Algunos presagios relativos a las arañas

Estos presagios casi siempre están relacionados con los pensamientos, los sentimientos, los deseos y todo lo que se teje y se trama en el espíritu y en el corazón de los seres a través de los días y que a veces los acerca, como una tela de araña suspendida entre las ramas de dos árboles distintos, que, gracias a ella, se unen entre sí.
Así ocurre con la araña que vemos al anochecer, que como es bien sabido es símbolo de esperania. Pero ¿de qué esperanza se trata exactamente? De la de ver realizado un deseo, un proyecto o un anhelo, el que ocupa nuestra mente en el momento en que vemos esta araña. ¿Y por qué la araña del anochecer es mas propicia a la esperanza que la de la mañana o la del mediodía, que tiene una nefasta reputación? Porque el anochecer es la hora del descanso y del reposo, que favorece la reflexión, la meditación, todo lo que deriva de los pensamientos y de los sentimientos, mientras que la mañana es el instante del día durante el cual entramos en la vida activa, y el mediodía¡ aquél en el que recogemos el fruto de nuestros actos, por supuesto, simbólicamente.

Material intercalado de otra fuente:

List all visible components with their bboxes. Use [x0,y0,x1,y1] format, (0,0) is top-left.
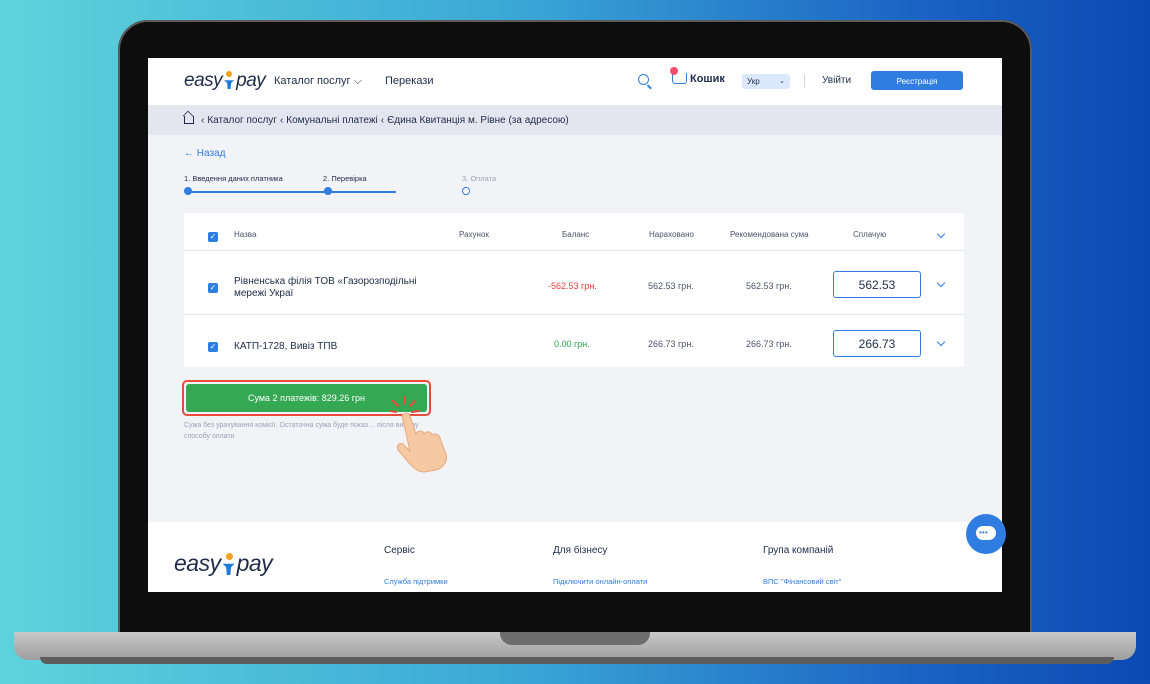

Sin embargo, ver una tela de araña por la mañana, por ejemplo en el marco de una puerta, que no se hallaba en este lugar el día anterior al anochecer, es señal de suerte o de muy buen augurio para el día que empieza. Descubrir una de ellas por la noche, en las mismas condiciones, es presagio de una buena noticia o de un viaje de placer. Ver una araña tejer su tela es presagio de buenos o malos pensamientos, según el caso, que un ser cercano prepara para nosotros, una sorpresa que se nos está preparando o un complot que se trama a nuestras espaldas. Por otro lado, ¿sabías que descubrir una araña sobre nosotros es señal de suerte, de felicidad y de protección providencial? Así como matar una golondrina, ave de primavera, de renovación y de felicidad, se consideraba un sacrilegio en la Antigüedad y en la Edad Media, aplastar una araña traía desgracia, y todavía la trae, si creemos en los presagios. Intenta, pues, no matarlas.